Because these earthquakes are pretty deep, much of their energy is attenuated by the time they reach the surface. So researchers led by John Wilding of the Seismological Laboratory at the California Institute of Technology used machine learning algorithms to look for earthquakes that may have eluded initial detection. They uncovered plenty of seismic events that went undetected and with this extra information, they got to mapping the volcano’s underworld.
Mapping the hot spot
The Hawaiian volcanoes aren’t like most volcanoes. Most volcanoes are linked to the edge of tectonic plates, the ‘puzzle pieces’ that make up our planet’s crust, but hotspot volcanoes are connected directly to the mantle and not on a plate boundary, fed by underlying magma that is extremely hot compared to the surrounding mantle. The hotspot stays in place as the tectonic plates move in geological time, creating a trail of volcanoes. In fact, the 15 volcanoes of Hawaii are only the youngest in a chain of over 129 volcanoes the hotspot has created (most of which are now under the sea).
Pāhala is thought to sit right above a searing column with anomalously hot magma. As this hot column moves and ejects new material, it drives the formation of earthquakes — that much was known.
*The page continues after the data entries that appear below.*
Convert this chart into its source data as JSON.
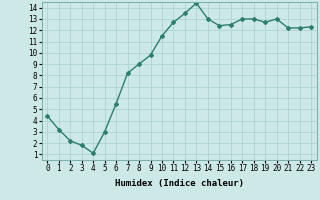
{
  "x": [
    0,
    1,
    2,
    3,
    4,
    5,
    6,
    7,
    8,
    9,
    10,
    11,
    12,
    13,
    14,
    15,
    16,
    17,
    18,
    19,
    20,
    21,
    22,
    23
  ],
  "y": [
    4.4,
    3.2,
    2.2,
    1.8,
    1.1,
    3.0,
    5.5,
    8.2,
    9.0,
    9.8,
    11.5,
    12.7,
    13.5,
    14.4,
    13.0,
    12.4,
    12.5,
    13.0,
    13.0,
    12.7,
    13.0,
    12.2,
    12.2,
    12.3
  ],
  "line_color": "#2e7d6e",
  "marker": "D",
  "marker_size": 2.0,
  "line_width": 1.0,
  "bg_color": "#cce9e7",
  "grid_color": "#aed4d1",
  "xlabel": "Humidex (Indice chaleur)",
  "xlim": [
    -0.5,
    23.5
  ],
  "ylim": [
    0.5,
    14.5
  ],
  "xtick_labels": [
    "0",
    "1",
    "2",
    "3",
    "4",
    "5",
    "6",
    "7",
    "8",
    "9",
    "10",
    "11",
    "12",
    "13",
    "14",
    "15",
    "16",
    "17",
    "18",
    "19",
    "20",
    "21",
    "22",
    "23"
  ],
  "ytick_values": [
    1,
    2,
    3,
    4,
    5,
    6,
    7,
    8,
    9,
    10,
    11,
    12,
    13,
    14
  ],
  "label_fontsize": 6.5,
  "tick_fontsize": 5.5
}
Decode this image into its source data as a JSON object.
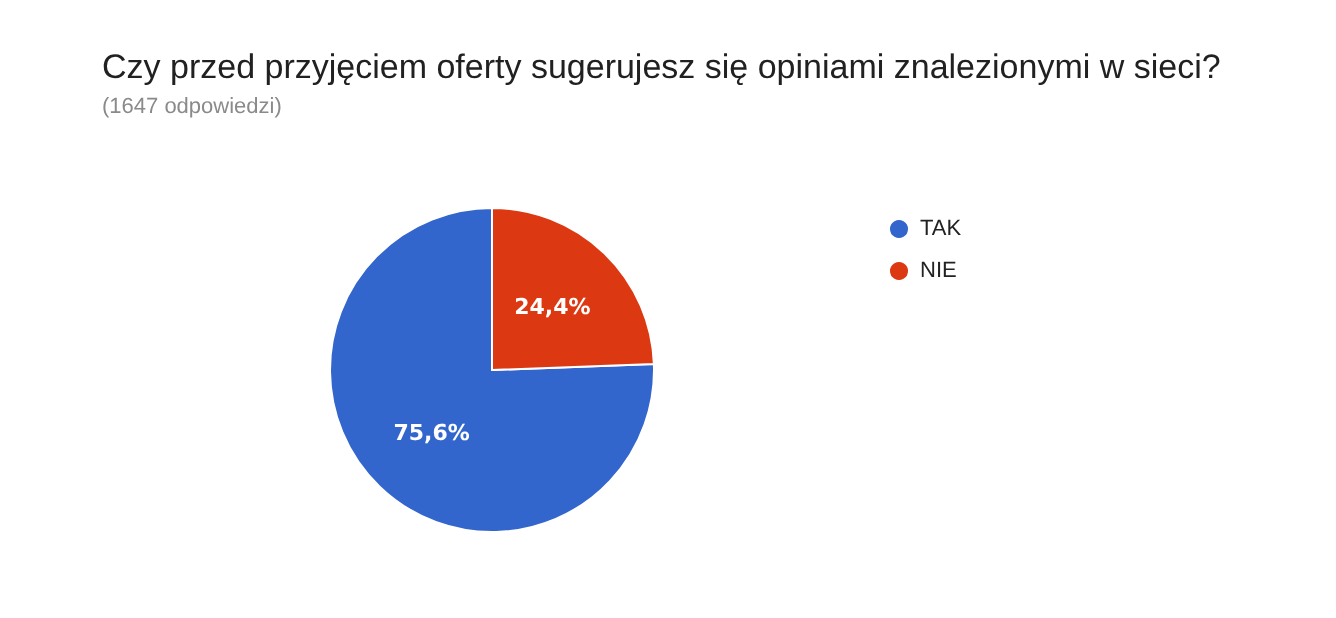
{
  "chart_data": {
    "type": "pie",
    "title": "Czy przed przyjęciem oferty sugerujesz się opiniami znalezionymi w sieci?",
    "subtitle": "(1647 odpowiedzi)",
    "categories": [
      "TAK",
      "NIE"
    ],
    "values": [
      75.6,
      24.4
    ],
    "colors": [
      "#3366cc",
      "#dc3912"
    ],
    "value_labels": [
      "75,6%",
      "24,4%"
    ],
    "legend": "top right"
  }
}
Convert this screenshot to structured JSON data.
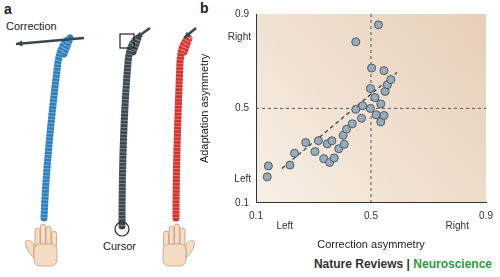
{
  "panel_a": {
    "label": "a",
    "correction_label": "Correction",
    "cursor_label": "Cursor"
  },
  "chart_data": {
    "panel_label": "b",
    "type": "scatter",
    "x_label": "Correction asymmetry",
    "y_label": "Adaptation asymmetry",
    "annotations": {
      "x_left": "Left",
      "x_right": "Right",
      "y_low": "Left",
      "y_high": "Right"
    },
    "xlim": [
      0.1,
      0.9
    ],
    "ylim": [
      0.1,
      0.9
    ],
    "xticks": [
      0.1,
      0.5,
      0.9
    ],
    "yticks": [
      0.1,
      0.5,
      0.9
    ],
    "grid": false,
    "color": "#9aabb9",
    "marker": "circle",
    "reference_lines": {
      "x": 0.5,
      "y": 0.5
    },
    "fit_line": {
      "x": [
        0.19,
        0.59
      ],
      "y": [
        0.245,
        0.652
      ]
    },
    "x": [
      0.139,
      0.143,
      0.218,
      0.234,
      0.273,
      0.305,
      0.317,
      0.336,
      0.348,
      0.356,
      0.364,
      0.372,
      0.388,
      0.403,
      0.407,
      0.415,
      0.435,
      0.447,
      0.467,
      0.471,
      0.498,
      0.518,
      0.534,
      0.545,
      0.534,
      0.514,
      0.498,
      0.549,
      0.557,
      0.569,
      0.545,
      0.502,
      0.447,
      0.526
    ],
    "values": [
      0.21,
      0.256,
      0.26,
      0.31,
      0.355,
      0.317,
      0.363,
      0.287,
      0.35,
      0.271,
      0.363,
      0.29,
      0.329,
      0.386,
      0.348,
      0.412,
      0.435,
      0.496,
      0.458,
      0.511,
      0.5,
      0.473,
      0.443,
      0.47,
      0.519,
      0.546,
      0.584,
      0.572,
      0.6,
      0.622,
      0.66,
      0.671,
      0.782,
      0.854
    ]
  },
  "footer": {
    "journal": "Nature Reviews",
    "separator": "|",
    "section": "Neuroscience"
  }
}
But exactly when and where this magma lies was not yet known.
Volcanic earthquakes generate a specific type of signal that researchers can map. Basically, they can isolate which of the earthquakes come from magma moving around and which come from something else. Then, by mapping all these points in 3D, you can end up with an image of where the magma moves, so basically, a map of the magma system.
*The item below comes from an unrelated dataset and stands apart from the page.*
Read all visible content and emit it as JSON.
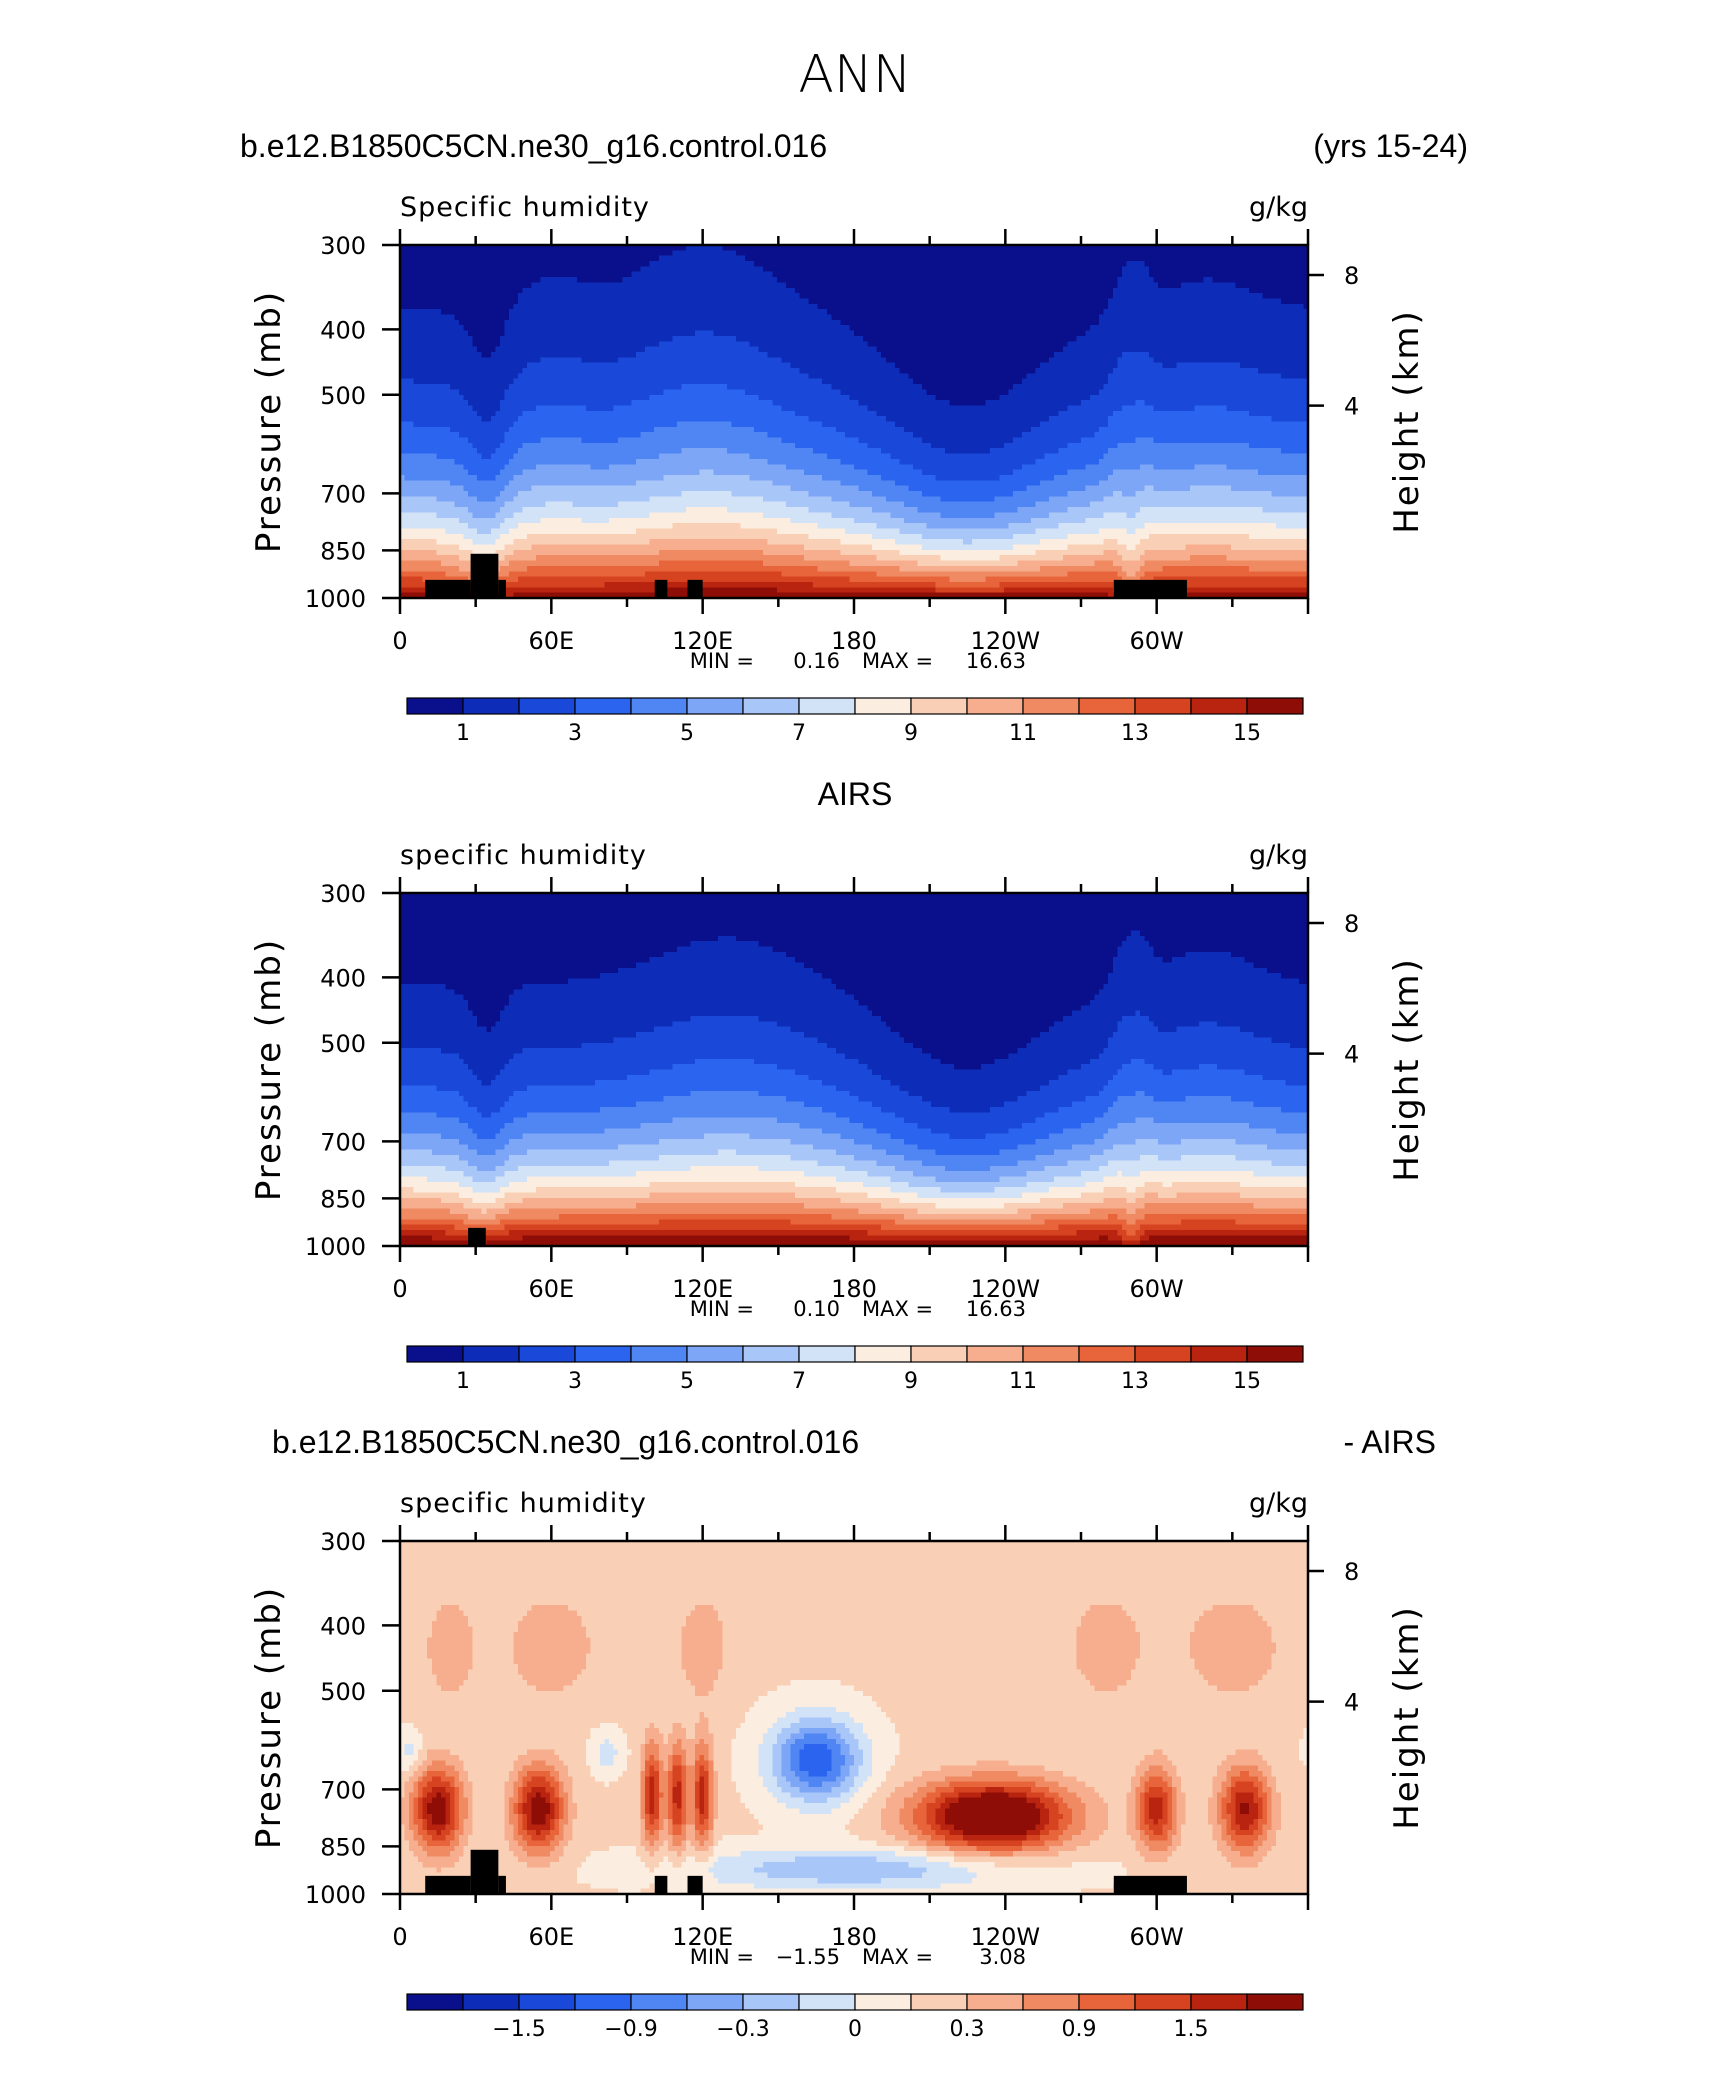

“At depths of 36-43 km, we resolve a 15 km long collection of near-horizontal sheeted structures that we identify as a sill complex,” the researchers write in the study. A sill is a tabular sheet intrusion that has intruded between older layers.
“These sills connect to the lower depths of Kīlauea’s plumbing by a 25 km-long belt of seismicity. Additionally, a column of seismicity links the sill complex to a shallow decollement near Mauna Loa. These findings implicate the mantle sill complex as a nexus for magma transport beneath Hawai‘i and furthermore indicate widespread magmatic connectivity in the volcanic system.”
From this geological data, they found that the magmatic structures feeding Kīlauea and Mauna Loa are linked to a common source in the mantle — a sort of magmatic pathway that connects the two. However, the reservoir of Mauna Kea, another volcano in the area, appears to be isolated.
“The Pāhala sill complex may serve as a common magma source at 40 km depth for Kīlauea and Mauna Loa. This degree of volcanic interconnectivity is remarkable in light of geochemical and past seismological results that imply Hawaiian volcanoes have distinct plumbing systems sourced from distinct regions of the underlying plume,” the researchers add in the study.
It’s not impossible for even more volcanic reservoirs to be interconnected, but for this, researchers need more studies, and they’re planning to do just that. This summer, the team will deploy a new network of seismic sensors across Kīlauea to further fill in gaps and get an even better picture of the subterranean picture of Hawaii.
The study has been published in Science.